# Anyone ever purposely grow plants to feed cichlids?



## Spicoli (Dec 11, 2012)

Hey guys, got some new additions to the tank (kyoga flameback) they're either herbivore or omnivore depending on where you look.

They seem to be enjoying eating the plants in addition to flake. Now i'm thinking since i have a small spare tank, should i grow plants with the intention of adding them for food for the kyoga's in the future?

Is this just a crazy idea? I kinda figured if they were eating live plants it might be best for them but i'm not sure. Please feel free to chime in with opinions.


----------



## Fishfur (Mar 4, 2012)

Not sure about cichlids, but plenty of people deliberately grow various plants to feed Koi and goldfish. Many floaters are very popular for this, duckweed and azolla are two that come to mind.
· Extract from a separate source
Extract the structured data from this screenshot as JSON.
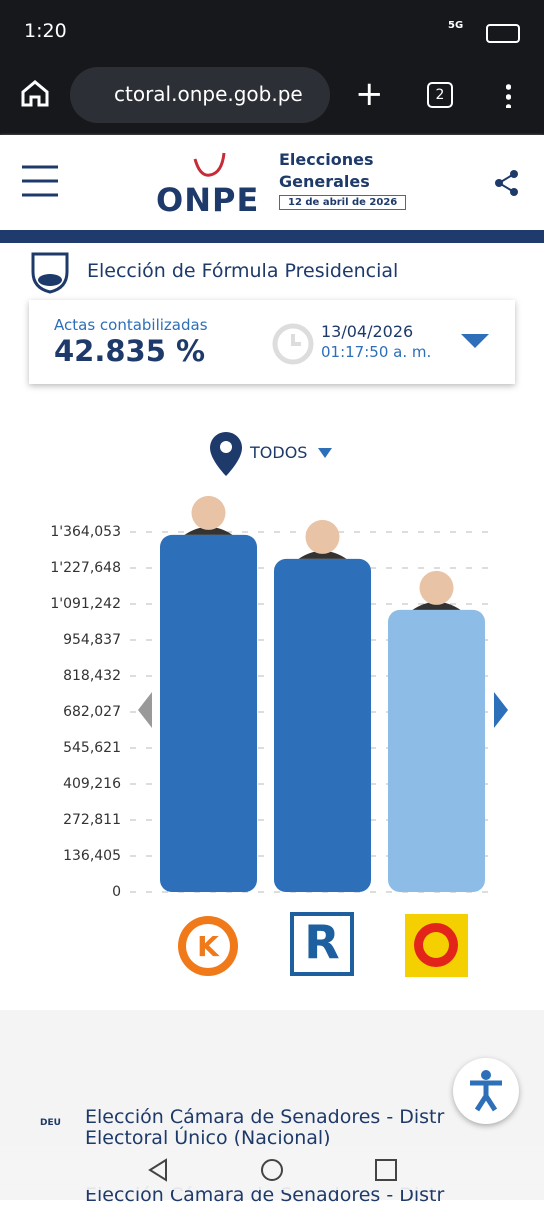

Probably as good for your fish as veggies are for us.


----------



## BillD (Jun 5, 2006)

You could, or you could feed them stuff like leaf lettuce or romaine.


----------



## Ryan.Wilton (Dec 12, 2012)

I had a 55gallon that was reserved for hornwort growth at one point. I had like 3 feeder goldfish in the tank and pretty much no swimming space. Just hornwort. I was feeding it to my turtles until my supple dwindled at which point I was moving out so I never redid the set up.


----------



## MDR (Feb 20, 2012)

Go for it, they'll enjoy it. I feed mine HBH flakes, would use fresh veggies but I don't have the time. Just be sure to let me know when they breed as I am looking for some new females for my male.

Cheers


----------



## Riceburner (Mar 14, 2008)

I used to just toss a lettuce leaf in....romaine or leaf....not iceberg


----------